My view: The humanities are needed more than ever - the challenges of the world will not be met in an algorithmic, bio-informational, landscape - but we need a totally new conception of the humanities, not least because the humanities are heavily implicated in the formation of the Anthropocene, and its several maladies.  The humanities have been far too human! 

It is time to awaken the humanities from their all-too-human, relativist and constructivist slumbers and to become not just realist but critically realist, beginning their orientation from the world - the whole world - and to discern absences in the world, and to bring their resources to bear on ways of ‘absenting’ those absences (as Roy Bhaskar might have put it). 

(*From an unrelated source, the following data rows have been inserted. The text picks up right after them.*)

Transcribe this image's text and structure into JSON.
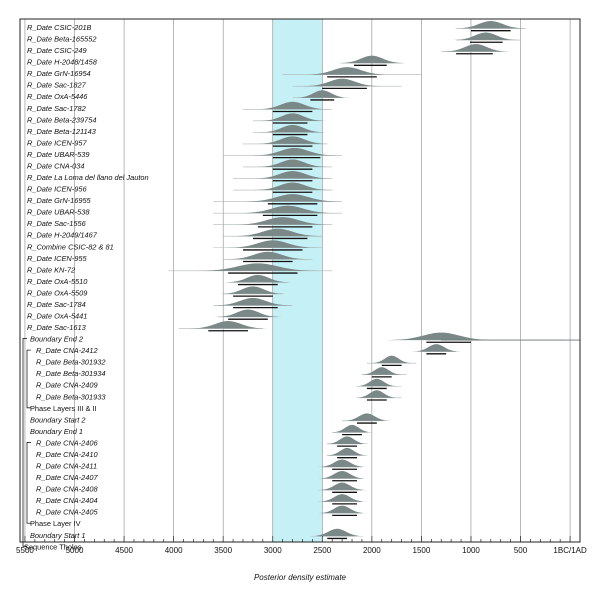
{
  "chart_data": {
    "type": "oxcal-multiplot",
    "xlabel": "Posterior density estimate",
    "x_axis": {
      "min": -5550,
      "max": 100,
      "ticks": [
        {
          "value": -5500,
          "label": "5500"
        },
        {
          "value": -5000,
          "label": "5000"
        },
        {
          "value": -4500,
          "label": "4500"
        },
        {
          "value": -4000,
          "label": "4000"
        },
        {
          "value": -3500,
          "label": "3500"
        },
        {
          "value": -3000,
          "label": "3000"
        },
        {
          "value": -2500,
          "label": "2500"
        },
        {
          "value": -2000,
          "label": "2000"
        },
        {
          "value": -1500,
          "label": "1500"
        },
        {
          "value": -1000,
          "label": "1000"
        },
        {
          "value": -500,
          "label": "500"
        },
        {
          "value": 0,
          "label": "1BC/1AD"
        }
      ]
    },
    "highlight_band": {
      "from": -3000,
      "to": -2500,
      "color": "#c5f0f5"
    },
    "grid": true,
    "colors": {
      "distribution": "#7a8888",
      "band": "#c5f0f5",
      "axis": "#222222"
    },
    "rows": [
      {
        "label": "R_Date CSIC-201B",
        "kind": "date",
        "center": -800,
        "width": 120,
        "likelihood": [
          -1150,
          -450
        ],
        "range": [
          -1000,
          -600
        ],
        "bars": [
          [
            -1000,
            -600
          ]
        ]
      },
      {
        "label": "R_Date Beta-165552",
        "kind": "date",
        "center": -850,
        "width": 110,
        "likelihood": [
          -1150,
          -500
        ],
        "range": [
          -1010,
          -680
        ],
        "bars": [
          [
            -1010,
            -680
          ]
        ]
      },
      {
        "label": "R_Date CSIC-249",
        "kind": "date",
        "center": -950,
        "width": 110,
        "likelihood": [
          -1300,
          -700
        ],
        "range": [
          -1150,
          -780
        ],
        "bars": [
          [
            -1150,
            -780
          ]
        ]
      },
      {
        "label": "R_Date H-2048/1458",
        "kind": "date",
        "center": -2000,
        "width": 110,
        "likelihood": [
          -2300,
          -1700
        ],
        "range": [
          -2180,
          -1850
        ],
        "bars": [
          [
            -2180,
            -1850
          ]
        ]
      },
      {
        "label": "R_Date GrN-16954",
        "kind": "date",
        "center": -2250,
        "width": 140,
        "likelihood": [
          -2900,
          -1500
        ],
        "range": [
          -2450,
          -1950
        ],
        "bars": [
          [
            -2450,
            -1950
          ]
        ]
      },
      {
        "label": "R_Date Sac-1827",
        "kind": "date",
        "center": -2300,
        "width": 130,
        "likelihood": [
          -2800,
          -1700
        ],
        "range": [
          -2500,
          -2050
        ],
        "bars": [
          [
            -2500,
            -2050
          ]
        ]
      },
      {
        "label": "R_Date OxA-5446",
        "kind": "date",
        "center": -2500,
        "width": 90,
        "likelihood": [
          -2800,
          -2300
        ],
        "range": [
          -2620,
          -2380
        ],
        "bars": [
          [
            -2620,
            -2380
          ]
        ]
      },
      {
        "label": "R_Date Sac-1782",
        "kind": "date",
        "center": -2800,
        "width": 120,
        "likelihood": [
          -3300,
          -2400
        ],
        "range": [
          -3000,
          -2600
        ],
        "bars": [
          [
            -3000,
            -2600
          ]
        ]
      },
      {
        "label": "R_Date Beta-239754",
        "kind": "date",
        "center": -2800,
        "width": 110,
        "likelihood": [
          -3200,
          -2500
        ],
        "range": [
          -3000,
          -2650
        ],
        "bars": [
          [
            -3000,
            -2650
          ]
        ]
      },
      {
        "label": "R_Date Beta-121143",
        "kind": "date",
        "center": -2800,
        "width": 110,
        "likelihood": [
          -3200,
          -2500
        ],
        "range": [
          -3000,
          -2650
        ],
        "bars": [
          [
            -3000,
            -2650
          ]
        ]
      },
      {
        "label": "R_Date ICEN-957",
        "kind": "date",
        "center": -2800,
        "width": 120,
        "likelihood": [
          -3300,
          -2450
        ],
        "range": [
          -3000,
          -2600
        ],
        "bars": [
          [
            -3000,
            -2600
          ]
        ]
      },
      {
        "label": "R_Date UBAR-539",
        "kind": "date",
        "center": -2780,
        "width": 140,
        "likelihood": [
          -3500,
          -2300
        ],
        "range": [
          -3000,
          -2520
        ],
        "bars": [
          [
            -3000,
            -2520
          ]
        ]
      },
      {
        "label": "R_Date CNA-034",
        "kind": "date",
        "center": -2800,
        "width": 120,
        "likelihood": [
          -3300,
          -2400
        ],
        "range": [
          -3000,
          -2600
        ],
        "bars": [
          [
            -3000,
            -2600
          ]
        ]
      },
      {
        "label": "R_Date La Loma del llano del Jauton",
        "kind": "date",
        "center": -2800,
        "width": 130,
        "likelihood": [
          -3400,
          -2400
        ],
        "range": [
          -3000,
          -2600
        ],
        "bars": [
          [
            -3000,
            -2600
          ]
        ]
      },
      {
        "label": "R_Date ICEN-956",
        "kind": "date",
        "center": -2800,
        "width": 130,
        "likelihood": [
          -3400,
          -2400
        ],
        "range": [
          -3000,
          -2600
        ],
        "bars": [
          [
            -3000,
            -2600
          ]
        ]
      },
      {
        "label": "R_Date GrN-16955",
        "kind": "date",
        "center": -2800,
        "width": 160,
        "likelihood": [
          -3600,
          -2300
        ],
        "range": [
          -3050,
          -2550
        ],
        "bars": [
          [
            -3050,
            -2550
          ]
        ]
      },
      {
        "label": "R_Date UBAR-538",
        "kind": "date",
        "center": -2850,
        "width": 160,
        "likelihood": [
          -3600,
          -2300
        ],
        "range": [
          -3100,
          -2550
        ],
        "bars": [
          [
            -3100,
            -2550
          ]
        ]
      },
      {
        "label": "R_Date Sac-1556",
        "kind": "date",
        "center": -2900,
        "width": 160,
        "likelihood": [
          -3600,
          -2400
        ],
        "range": [
          -3150,
          -2600
        ],
        "bars": [
          [
            -3150,
            -2600
          ]
        ]
      },
      {
        "label": "R_Date H-2049/1467",
        "kind": "date",
        "center": -2950,
        "width": 150,
        "likelihood": [
          -3500,
          -2500
        ],
        "range": [
          -3200,
          -2650
        ],
        "bars": [
          [
            -3200,
            -2650
          ]
        ]
      },
      {
        "label": "R_Combine CSIC-82 & 81",
        "kind": "date",
        "center": -3000,
        "width": 150,
        "likelihood": [
          -3600,
          -2500
        ],
        "range": [
          -3300,
          -2700
        ],
        "bars": [
          [
            -3300,
            -2700
          ]
        ]
      },
      {
        "label": "R_Date ICEN-955",
        "kind": "date",
        "center": -3050,
        "width": 140,
        "likelihood": [
          -3500,
          -2600
        ],
        "range": [
          -3300,
          -2800
        ],
        "bars": [
          [
            -3300,
            -2800
          ]
        ]
      },
      {
        "label": "R_Date KN-72",
        "kind": "date",
        "center": -3150,
        "width": 200,
        "likelihood": [
          -4050,
          -2400
        ],
        "range": [
          -3450,
          -2750
        ],
        "bars": [
          [
            -3450,
            -2750
          ]
        ]
      },
      {
        "label": "R_Date OxA-5510",
        "kind": "date",
        "center": -3150,
        "width": 110,
        "likelihood": [
          -3450,
          -2850
        ],
        "range": [
          -3350,
          -2950
        ],
        "bars": [
          [
            -3350,
            -2950
          ]
        ]
      },
      {
        "label": "R_Date OxA-5509",
        "kind": "date",
        "center": -3200,
        "width": 110,
        "likelihood": [
          -3500,
          -2900
        ],
        "range": [
          -3400,
          -3000
        ],
        "bars": [
          [
            -3400,
            -3000
          ]
        ]
      },
      {
        "label": "R_Date Sac-1784",
        "kind": "date",
        "center": -3200,
        "width": 130,
        "likelihood": [
          -3600,
          -2800
        ],
        "range": [
          -3400,
          -2950
        ],
        "bars": [
          [
            -3400,
            -2950
          ]
        ]
      },
      {
        "label": "R_Date OxA-5441",
        "kind": "date",
        "center": -3250,
        "width": 110,
        "likelihood": [
          -3550,
          -2950
        ],
        "range": [
          -3450,
          -3050
        ],
        "bars": [
          [
            -3450,
            -3050
          ]
        ]
      },
      {
        "label": "R_Date Sac-1613",
        "kind": "date",
        "center": -3450,
        "width": 130,
        "likelihood": [
          -3950,
          -3100
        ],
        "range": [
          -3650,
          -3250
        ],
        "bars": [
          [
            -3650,
            -3250
          ]
        ]
      },
      {
        "label": "Boundary End 2",
        "kind": "boundary",
        "center": -1300,
        "width": 180,
        "likelihood": [
          -1450,
          -50
        ],
        "range": [
          -1450,
          -1000
        ],
        "bars": [
          [
            -1450,
            -1000
          ]
        ]
      },
      {
        "label": "R_Date CNA-2412",
        "kind": "date",
        "center": -1350,
        "width": 80,
        "likelihood": [
          -1500,
          -1150
        ],
        "range": [
          -1450,
          -1250
        ],
        "bars": [
          [
            -1450,
            -1250
          ]
        ]
      },
      {
        "label": "R_Date Beta-301932",
        "kind": "date",
        "center": -1800,
        "width": 70,
        "likelihood": [
          -2050,
          -1550
        ],
        "range": [
          -1900,
          -1700
        ],
        "bars": [
          [
            -1900,
            -1700
          ]
        ]
      },
      {
        "label": "R_Date Beta-301934",
        "kind": "date",
        "center": -1900,
        "width": 70,
        "likelihood": [
          -2100,
          -1650
        ],
        "range": [
          -2000,
          -1800
        ],
        "bars": [
          [
            -2000,
            -1800
          ]
        ]
      },
      {
        "label": "R_Date CNA-2409",
        "kind": "date",
        "center": -1950,
        "width": 70,
        "likelihood": [
          -2150,
          -1700
        ],
        "range": [
          -2050,
          -1850
        ],
        "bars": [
          [
            -2050,
            -1850
          ]
        ]
      },
      {
        "label": "R_Date Beta-301933",
        "kind": "date",
        "center": -1950,
        "width": 70,
        "likelihood": [
          -2150,
          -1700
        ],
        "range": [
          -2050,
          -1850
        ],
        "bars": [
          [
            -2050,
            -1850
          ]
        ]
      },
      {
        "label": "Phase Layers III & II",
        "kind": "phase"
      },
      {
        "label": "Boundary Start 2",
        "kind": "boundary",
        "center": -2050,
        "width": 80,
        "likelihood": [
          -2300,
          -1900
        ],
        "range": [
          -2150,
          -1950
        ],
        "bars": [
          [
            -2150,
            -1950
          ]
        ]
      },
      {
        "label": "Boundary End 1",
        "kind": "boundary",
        "center": -2200,
        "width": 70,
        "likelihood": [
          -2400,
          -2050
        ],
        "range": [
          -2300,
          -2100
        ],
        "bars": [
          [
            -2300,
            -2100
          ]
        ]
      },
      {
        "label": "R_Date CNA-2406",
        "kind": "date",
        "center": -2250,
        "width": 70,
        "likelihood": [
          -2450,
          -2100
        ],
        "range": [
          -2350,
          -2150
        ],
        "bars": [
          [
            -2350,
            -2150
          ]
        ]
      },
      {
        "label": "R_Date CNA-2410",
        "kind": "date",
        "center": -2250,
        "width": 70,
        "likelihood": [
          -2450,
          -2100
        ],
        "range": [
          -2350,
          -2150
        ],
        "bars": [
          [
            -2350,
            -2150
          ]
        ]
      },
      {
        "label": "R_Date CNA-2411",
        "kind": "date",
        "center": -2300,
        "width": 80,
        "likelihood": [
          -2500,
          -2100
        ],
        "range": [
          -2400,
          -2150
        ],
        "bars": [
          [
            -2400,
            -2150
          ]
        ]
      },
      {
        "label": "R_Date CNA-2407",
        "kind": "date",
        "center": -2300,
        "width": 80,
        "likelihood": [
          -2500,
          -2100
        ],
        "range": [
          -2400,
          -2150
        ],
        "bars": [
          [
            -2400,
            -2150
          ]
        ]
      },
      {
        "label": "R_Date CNA-2408",
        "kind": "date",
        "center": -2300,
        "width": 80,
        "likelihood": [
          -2500,
          -2100
        ],
        "range": [
          -2400,
          -2150
        ],
        "bars": [
          [
            -2400,
            -2150
          ]
        ]
      },
      {
        "label": "R_Date CNA-2404",
        "kind": "date",
        "center": -2300,
        "width": 80,
        "likelihood": [
          -2500,
          -2100
        ],
        "range": [
          -2400,
          -2150
        ],
        "bars": [
          [
            -2400,
            -2150
          ]
        ]
      },
      {
        "label": "R_Date CNA-2405",
        "kind": "date",
        "center": -2300,
        "width": 80,
        "likelihood": [
          -2500,
          -2100
        ],
        "range": [
          -2400,
          -2150
        ],
        "bars": [
          [
            -2400,
            -2150
          ]
        ]
      },
      {
        "label": "Phase Layer IV",
        "kind": "phase"
      },
      {
        "label": "Boundary Start 1",
        "kind": "boundary",
        "center": -2350,
        "width": 90,
        "likelihood": [
          -2550,
          -2150
        ],
        "range": [
          -2450,
          -2250
        ],
        "bars": [
          [
            -2450,
            -2250
          ]
        ]
      },
      {
        "label": "Sequence Tholos",
        "kind": "sequence"
      }
    ]
  }
}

It would be a ‘Big Issues’ conception of the field, an umbrella aim for which might be ‘ontological justice’, where the humanities would be reconfigured to play their part in forming the Ecocene.  Of course, we have to leave behind the very term ‘the humanities’ - but with what term might we replace it?

 

Ronald Barnett is Emeritus Professor of Higher Education at University College London Institute of Education, where he was a Pro-Director and Dean. He has been a leader in developing the philosophy of higher education, a project heralded by his first book, The Idea of Higher Education (1990). He is the inaugural President of the Philosophy and Theory of Higher Education Society, a past Chair of the Society for Research into Higher Education (SRHE), has had conferred on him both an earned higher doctorate and an honorary doctorate, and - among many prizes - was awarded the inaugural prize by the European Association for Educational Research for his ‘outstanding contribution to Higher Education Research, Policy and Practice’. He is a Fellow of the Academy of Social Sciences, the SRHE and the Higher Education Academy, has produced 35+ books (several being translated into various languages) and 200 papers, given 150+ keynote talks across the world in 40+ countries and is a consultant in the university sector (in which role he has recently been advising UNESCO and other international groupings).  His latest book is The Philosophy of Higher Education: A Critical Introduction (Routledge, 2022) and in press (jointly) is Culture and the University: Education, Ecology, Design (Bloomsbury).  He has been described as a ‘thought leader’ in higher education and ‘the master scholar of the university’.